Sound insulation of sewer riser
The big advantage of a floor-standing toilet with a hidden cistern is its noiselessness, since the pipes are hidden in the design of the product, and the pipes leading to the cistern are hidden behind the wall and plasterboard partition.
To prevent the sounds of draining water from being heard in the bathroom, the sewer drain is installed outside the apartment.
If this is not possible, silent pipes with thickened walls are used. They are somewhat more expensive than conventional pipes, but last for more than two decades.
Additional sound insulation can be provided by wrapping the pipe with insulating materials: rubber, isopropylene, polyethylene foam.
Installation of a tank with a button
When choosing a hidden tank, keep in mind that there are the following types of drain buttons:
- stop drain – pressing the button causes a drain, a second press stops the flow of water;
- normal - when you press the button, a full portion of liquid in the tank is simultaneously released;
- dual-mode - an economical option, in which the first press partially empties the tank, the second - drains the water in full.
Advantages and disadvantages of wall-hung toilets
Wall-hung toilets are gaining popularity due to their main advantages over floor-standing ones:
non-standard appearance allows you to create an exclusive interior
Thanks to its design features it saves space
Hidden installation of all communication pipes and hoses will give the bathroom a more aesthetic appearance
free access to the floor covering will facilitate cleaning work
Despite the large number of positive characteristics, the wall-hung toilet has some disadvantages:
higher price for the suspension system range
quite complex installation, requiring skills in this work
hidden communications create difficult access during maintenance
Analysis of fastening methods
Construction practice indicates at least three methods of attaching toilets to the floor surface:
- standard installation kit;
- by using special adhesives;
- by installation on cement mortar.
The standard installation kit (dowel-screw) is usually recommended for use as long as it is installed on an extremely flat floor surface.
The method, from the point of view of reliability and stability of the structure, is considered acceptable, but does not completely satisfy in all cases. We usually apply the “standard” to compact models that have light weight and modest dimensions.
Another method of attaching the toilet to the floor is glue mounting, which provides a high level of joint strength. But in this case, quick dismantling of the product if necessary is excluded. Therefore, the adhesive installation method is used where installation involves long-term use of plumbing fixtures without the prospect of replacing them.
The procedure for installing and fastening the toilet to the floor by placing the sole of the device on glue. For gluing, as a rule, special adhesive pastes and solutions are used
Epoxy resin is often used as an adhesive. This glue is distinguished by high characteristics in terms of reliability and strength of fastening.

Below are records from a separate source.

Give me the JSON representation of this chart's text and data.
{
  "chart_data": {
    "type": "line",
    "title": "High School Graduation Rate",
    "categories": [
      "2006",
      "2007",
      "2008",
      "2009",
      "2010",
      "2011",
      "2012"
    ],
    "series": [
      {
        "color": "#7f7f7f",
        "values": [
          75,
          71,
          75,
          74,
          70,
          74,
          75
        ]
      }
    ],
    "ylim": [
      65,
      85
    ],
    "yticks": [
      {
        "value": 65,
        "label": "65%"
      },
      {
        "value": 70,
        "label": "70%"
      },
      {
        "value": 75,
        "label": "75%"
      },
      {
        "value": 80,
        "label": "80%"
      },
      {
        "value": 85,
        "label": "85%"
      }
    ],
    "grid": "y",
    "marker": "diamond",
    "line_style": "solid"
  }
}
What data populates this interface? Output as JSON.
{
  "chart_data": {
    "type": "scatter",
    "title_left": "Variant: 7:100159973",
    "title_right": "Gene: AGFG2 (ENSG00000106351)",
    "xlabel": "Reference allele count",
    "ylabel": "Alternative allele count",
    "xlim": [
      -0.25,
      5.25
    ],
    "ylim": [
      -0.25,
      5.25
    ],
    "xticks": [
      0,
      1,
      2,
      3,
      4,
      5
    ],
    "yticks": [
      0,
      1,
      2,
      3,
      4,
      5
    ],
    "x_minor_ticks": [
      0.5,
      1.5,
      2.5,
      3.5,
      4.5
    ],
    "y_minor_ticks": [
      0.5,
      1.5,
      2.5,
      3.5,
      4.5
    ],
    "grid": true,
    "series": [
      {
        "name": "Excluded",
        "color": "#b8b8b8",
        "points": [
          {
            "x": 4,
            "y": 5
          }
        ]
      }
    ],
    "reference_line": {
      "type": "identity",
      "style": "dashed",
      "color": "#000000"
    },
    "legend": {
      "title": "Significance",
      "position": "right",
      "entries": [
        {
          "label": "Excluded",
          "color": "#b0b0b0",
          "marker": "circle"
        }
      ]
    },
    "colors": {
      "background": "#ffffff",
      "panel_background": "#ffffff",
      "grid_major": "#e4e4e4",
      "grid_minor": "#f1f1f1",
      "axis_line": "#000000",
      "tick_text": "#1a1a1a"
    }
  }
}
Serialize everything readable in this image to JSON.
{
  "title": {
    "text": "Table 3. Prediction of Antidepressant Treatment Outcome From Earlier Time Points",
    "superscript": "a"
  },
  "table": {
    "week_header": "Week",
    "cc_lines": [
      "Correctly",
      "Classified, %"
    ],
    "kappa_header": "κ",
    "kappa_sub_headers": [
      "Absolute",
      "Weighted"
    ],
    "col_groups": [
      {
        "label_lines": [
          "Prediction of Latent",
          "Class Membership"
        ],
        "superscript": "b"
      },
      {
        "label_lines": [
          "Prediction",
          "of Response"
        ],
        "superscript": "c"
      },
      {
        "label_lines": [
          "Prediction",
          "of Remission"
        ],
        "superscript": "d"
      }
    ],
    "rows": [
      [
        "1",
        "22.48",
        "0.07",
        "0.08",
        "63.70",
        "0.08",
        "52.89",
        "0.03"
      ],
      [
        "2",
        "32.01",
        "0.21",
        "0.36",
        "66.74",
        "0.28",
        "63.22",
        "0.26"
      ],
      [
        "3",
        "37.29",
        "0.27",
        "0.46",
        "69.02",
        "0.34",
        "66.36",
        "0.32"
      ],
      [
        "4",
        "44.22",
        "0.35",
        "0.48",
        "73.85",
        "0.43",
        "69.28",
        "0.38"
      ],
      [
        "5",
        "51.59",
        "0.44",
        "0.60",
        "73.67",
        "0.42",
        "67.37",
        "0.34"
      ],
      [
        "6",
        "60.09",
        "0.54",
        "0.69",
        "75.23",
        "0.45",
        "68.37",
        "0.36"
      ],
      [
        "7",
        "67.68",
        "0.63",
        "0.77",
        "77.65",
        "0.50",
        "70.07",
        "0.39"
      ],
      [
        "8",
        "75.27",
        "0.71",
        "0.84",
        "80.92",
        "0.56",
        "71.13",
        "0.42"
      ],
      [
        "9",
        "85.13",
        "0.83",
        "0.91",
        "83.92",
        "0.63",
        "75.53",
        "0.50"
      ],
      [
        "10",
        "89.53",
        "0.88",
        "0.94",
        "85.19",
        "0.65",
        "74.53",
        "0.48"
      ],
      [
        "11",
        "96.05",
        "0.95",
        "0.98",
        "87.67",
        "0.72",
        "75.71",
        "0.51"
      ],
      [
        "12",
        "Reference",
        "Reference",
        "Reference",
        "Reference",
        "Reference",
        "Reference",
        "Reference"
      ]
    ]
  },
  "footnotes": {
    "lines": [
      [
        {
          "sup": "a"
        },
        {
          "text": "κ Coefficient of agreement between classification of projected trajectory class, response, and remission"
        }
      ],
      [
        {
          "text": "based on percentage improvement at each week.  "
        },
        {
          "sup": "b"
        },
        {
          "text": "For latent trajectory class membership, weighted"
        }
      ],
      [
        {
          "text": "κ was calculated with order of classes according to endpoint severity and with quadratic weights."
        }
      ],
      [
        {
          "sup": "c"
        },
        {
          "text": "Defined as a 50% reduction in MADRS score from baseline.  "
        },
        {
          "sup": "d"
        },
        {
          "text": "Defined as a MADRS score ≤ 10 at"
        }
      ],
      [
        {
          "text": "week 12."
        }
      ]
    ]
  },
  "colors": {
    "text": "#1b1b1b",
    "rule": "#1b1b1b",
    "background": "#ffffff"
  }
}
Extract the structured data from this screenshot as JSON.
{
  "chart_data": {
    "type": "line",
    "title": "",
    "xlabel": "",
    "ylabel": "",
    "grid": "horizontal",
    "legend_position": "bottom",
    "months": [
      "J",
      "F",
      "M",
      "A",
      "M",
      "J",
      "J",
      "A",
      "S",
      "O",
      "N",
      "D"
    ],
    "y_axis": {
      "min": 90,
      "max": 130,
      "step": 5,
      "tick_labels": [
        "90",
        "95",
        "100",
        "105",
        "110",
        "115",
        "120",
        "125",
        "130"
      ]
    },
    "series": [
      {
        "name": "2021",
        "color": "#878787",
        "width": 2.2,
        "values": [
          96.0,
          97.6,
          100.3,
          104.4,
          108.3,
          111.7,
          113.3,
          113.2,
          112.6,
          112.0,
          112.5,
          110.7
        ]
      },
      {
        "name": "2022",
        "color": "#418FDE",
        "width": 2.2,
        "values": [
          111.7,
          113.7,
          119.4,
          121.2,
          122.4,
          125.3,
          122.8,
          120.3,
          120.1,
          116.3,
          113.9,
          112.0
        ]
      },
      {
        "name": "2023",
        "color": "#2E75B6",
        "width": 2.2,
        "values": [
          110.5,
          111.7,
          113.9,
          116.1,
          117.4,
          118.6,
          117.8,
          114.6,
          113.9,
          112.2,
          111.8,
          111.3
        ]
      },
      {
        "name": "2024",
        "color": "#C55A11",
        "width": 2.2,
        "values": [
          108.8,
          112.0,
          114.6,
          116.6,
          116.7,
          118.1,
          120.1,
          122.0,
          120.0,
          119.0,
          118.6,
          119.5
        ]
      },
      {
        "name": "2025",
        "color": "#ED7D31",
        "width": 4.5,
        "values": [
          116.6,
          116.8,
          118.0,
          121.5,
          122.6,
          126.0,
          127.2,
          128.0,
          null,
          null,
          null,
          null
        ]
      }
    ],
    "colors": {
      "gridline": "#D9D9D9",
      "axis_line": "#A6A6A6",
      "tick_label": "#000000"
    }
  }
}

Cement mortar is often considered as an alternative to the standard and adhesive methods. In fact, this method is not much different from “planting with glue”, since cement contains an adhesive component. Meanwhile, connecting the toilet to the floor with cement mortar shows a lower degree of strength compared to special-purpose adhesives.
The choice of fastening method largely depends on the type of base on which the installation is being made. You can learn how to install a toilet on a wooden floor from the article, which covers this issue in detail.